5. What are the two kinds of Variables? Discuss extensively.
Answer:
The two kinds of variables are the Qualitative variable and the Quantitative
variable. Qualitative variable is also called a categorical variable which shows the
quality or properties of the data. It is represented by a name, a symbol, or a
number code. These scales are mutually exclusive (no overlap) and none of them
have any numerical significance. It has two types qhich are the nominal and the
ordinal. On the other hand, a Quantitative variable is the data that show some
quantity through numerical value. Quantitative data are the numeric variables
(e.g., how many, how much, or how often). Age, blood pressure, body
temperature, hemoglobin level, and serum creatinine level are some examples of
quantitative data. It is also called metric data. Discrete and Continuous. variables
are quantitative variables.
6. Define and discuss extensively the levels of data the:
Nominal Variable - is a qualitative data that are simply names or properties
having two or more categories, and there is no intrinsic ordering to the
categories, i.e., data have no natural ranking or ordering. For example, gender
(male and female) and marital status (married/unmarried) have two categories,
but these categories have no natural order or ranking
Ordinal Variable - It is also a qualitative data that is similar to a nominal variable.

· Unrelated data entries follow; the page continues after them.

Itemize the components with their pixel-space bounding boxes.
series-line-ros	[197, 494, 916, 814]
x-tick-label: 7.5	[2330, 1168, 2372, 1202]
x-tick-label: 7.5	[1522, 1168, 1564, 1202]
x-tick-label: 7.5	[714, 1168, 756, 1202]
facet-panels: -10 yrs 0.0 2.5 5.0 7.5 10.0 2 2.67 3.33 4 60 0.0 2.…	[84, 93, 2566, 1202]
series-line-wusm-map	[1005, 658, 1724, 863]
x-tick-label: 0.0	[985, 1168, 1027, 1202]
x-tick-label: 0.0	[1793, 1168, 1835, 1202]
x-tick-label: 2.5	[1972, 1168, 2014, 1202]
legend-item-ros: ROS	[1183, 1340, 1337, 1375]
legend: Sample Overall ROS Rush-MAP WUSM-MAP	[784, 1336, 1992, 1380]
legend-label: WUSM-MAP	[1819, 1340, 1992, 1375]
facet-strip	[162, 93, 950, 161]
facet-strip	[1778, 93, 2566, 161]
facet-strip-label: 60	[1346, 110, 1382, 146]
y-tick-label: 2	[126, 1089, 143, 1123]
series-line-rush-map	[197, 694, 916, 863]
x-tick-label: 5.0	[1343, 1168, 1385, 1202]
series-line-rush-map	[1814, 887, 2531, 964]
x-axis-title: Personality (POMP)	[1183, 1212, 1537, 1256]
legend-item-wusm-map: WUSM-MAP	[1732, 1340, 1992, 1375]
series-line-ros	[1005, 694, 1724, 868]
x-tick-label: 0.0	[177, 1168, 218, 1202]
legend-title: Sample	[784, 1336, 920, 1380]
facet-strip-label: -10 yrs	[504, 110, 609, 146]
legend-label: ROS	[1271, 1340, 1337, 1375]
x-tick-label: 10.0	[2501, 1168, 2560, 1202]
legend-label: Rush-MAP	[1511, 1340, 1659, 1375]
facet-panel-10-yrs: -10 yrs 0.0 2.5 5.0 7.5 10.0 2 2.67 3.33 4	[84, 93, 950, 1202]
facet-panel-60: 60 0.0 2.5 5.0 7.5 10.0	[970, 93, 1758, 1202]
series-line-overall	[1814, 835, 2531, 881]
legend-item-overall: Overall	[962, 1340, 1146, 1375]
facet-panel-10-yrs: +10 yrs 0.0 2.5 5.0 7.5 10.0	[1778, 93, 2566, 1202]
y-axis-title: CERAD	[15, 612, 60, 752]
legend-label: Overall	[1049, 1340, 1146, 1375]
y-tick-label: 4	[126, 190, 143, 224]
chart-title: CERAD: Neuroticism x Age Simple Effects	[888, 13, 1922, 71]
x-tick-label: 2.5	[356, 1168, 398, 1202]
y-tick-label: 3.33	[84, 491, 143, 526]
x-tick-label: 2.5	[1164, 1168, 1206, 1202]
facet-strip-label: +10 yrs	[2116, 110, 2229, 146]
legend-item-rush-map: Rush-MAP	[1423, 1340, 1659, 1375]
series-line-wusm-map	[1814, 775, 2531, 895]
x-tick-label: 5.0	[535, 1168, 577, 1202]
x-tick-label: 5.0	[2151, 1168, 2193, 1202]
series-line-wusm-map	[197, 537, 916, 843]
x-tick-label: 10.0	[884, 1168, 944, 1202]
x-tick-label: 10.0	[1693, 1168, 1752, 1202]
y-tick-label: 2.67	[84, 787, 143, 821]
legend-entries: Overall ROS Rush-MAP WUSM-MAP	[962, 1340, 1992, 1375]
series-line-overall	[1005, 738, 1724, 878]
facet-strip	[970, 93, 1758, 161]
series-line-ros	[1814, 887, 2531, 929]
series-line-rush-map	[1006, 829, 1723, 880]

The difference between the two is that there is a clear ordering in the data, i.e.,
ordinal data, unlike nominal data, have some order. For example, ordinal scales
are seen in questions that call for ratings of quality (very good, good, fair, poor,
very poor), agreement (strongly agree, agree, disagree, strongly disagree),
economic status (low, medium, and high), etc. All the ranking data including
Likert scales, Bristol stool scale, and all the other scales which are ranked
between 0 and 10 are also called ordinal data.
Discrete Variable - It is quantitative data, but its values cannot be expressed or
presented in the form of a decimal; for example, number of males, number of
females, number of patients, and family size cannot expressed in decimal in a
meaningful way.
Continuous Variable - this belongs to quantitative data. Data are measured in
values and can be quantified and presented in decimals. Age, height, weight,
body mass index, serum creatinine, heart rate, systolic blood pressure, and
diastolic blood pressure are some examples.
7. What are the importance of measurement?
Answer:
Measurement in the first place is the process of systematically assigning
numbers to objects and their properties to facilitate the use of mathematics in
studying and describing objects and their relationships. Some types of
measurement are fairly concrete: for instance, measuring a person’s weight in
pounds or kilograms or his height in feet and inches or in meters. Measurement
scale is an important part of data collection, analysis, and presentation. The
importance of measurement is important to be able to determine the type of
statistical analysis that can be conducted, and, therefore, the type of conclusions
that can be drawn from the research.